Suatu hari, adikku mendapat sengatan listrik dan terjatuh dari tangga, dan akhirnya masuk rumah sakit. Suamiku dan aku pergi menjenguknya. Melihat gips putih pada kakinya, saya menggerutu, "Mengapa kamu menolak m3njadi manager? Manager tidak akan pernah harus melakukan sesuatu yang berbahaya seperti ini. Lihat kamu sekarang, luka yang begitu serius. Mengapa kamu tidak mau mendengar kami sebelumnya?" Dengan tampang serius pada wajahnya, ia membela keputusannya, "Pikirkan kakak ipar, ia baru saja jadi direktur dan saya hampir tidak berpendidkkan. Jika saya menjadi  manager seperti itu, berita seperti apa yang akan dikirimkan?" Mata suamiku dipenuhi air mata, dan kemudian keluar kata-kataku yang sepatah-sepatah: "Tapi kamu kurang pendidika  juga karena aku!" "Mengapa membicarakan masa lalu?" Kata adikku yang langsung menggenggam tanganku.

Disaat adikku berusia 30 tahun, ia menikahi seorang gadis petani dari dusun itu. Dalam acara pernikahannya, pembawa acara perayaan itu bertanya kepadanya, "Siapa yang paling kamu hormati dan kasihi?" Tanpa berpikir panjang, ia menjawab, "Kakakku." Ia melanjutkan dengan menceritakan kembali sebuah kisah yang bahkan tidak kuingat lagi. "Ketika saya pergi sekolah SD, ia berada pada dusun yang berbeda. Setiap hari kakakku dan saya berjalan selama dua jam untuk pergi ke sekolah dan pulang ke rumah.
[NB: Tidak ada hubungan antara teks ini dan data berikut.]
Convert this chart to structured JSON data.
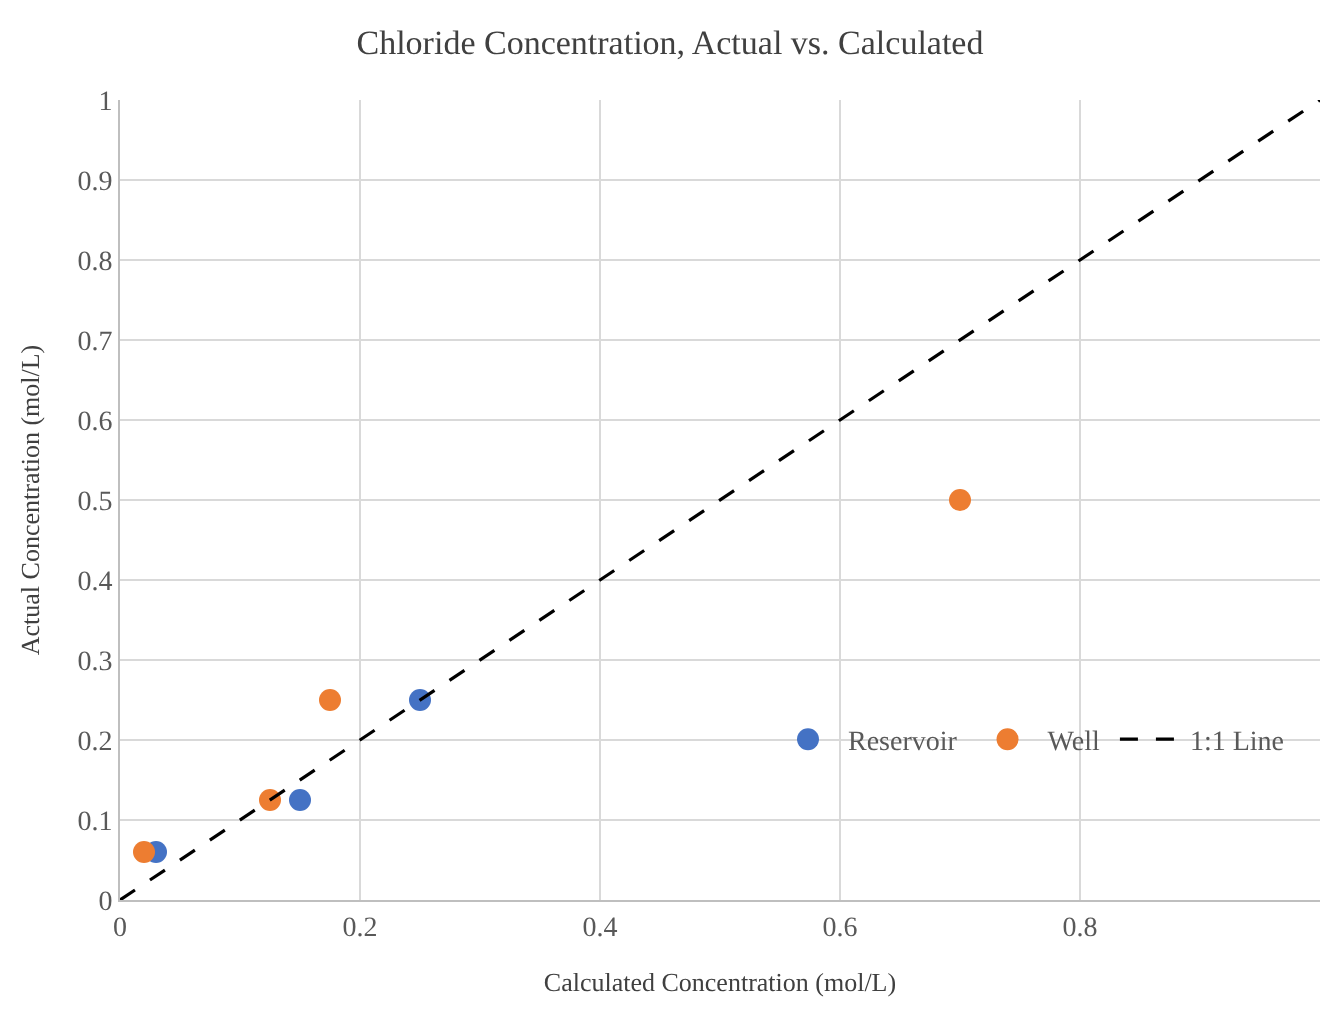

Suatu hari, saya kehilangan satu dari sarung tanganku. Kakakku memberikan satu dari kepunyaannya. Ia hanya memakai satu saja dan berjalan sejauh itu. Ketika kami tiba di rumah, tangannya begitu gemetaran karena cuaca yang begitu dingin, sampai-sampai ia tidak dapat memegang sumpitnya. Sejak hari itu, saya bersumpah, selama saya masih hidup, saya akan menjaga kakakku dan baik kepadanya."

Tepuk tangan membanjiri ruangan itu. Semua tamu memalingkan perhatiannya kepadaku. Kata-kata begitu susah kuucapkan dari bibirku. "Dalam hidupku, orang yang paling aku berterima kasih adalah adikku." Dan dalam kesempatan yang paling berbahagia ini, didepan kerumunan perayaan ini, air mata bercucuran turun dari wajahku seperti sungai.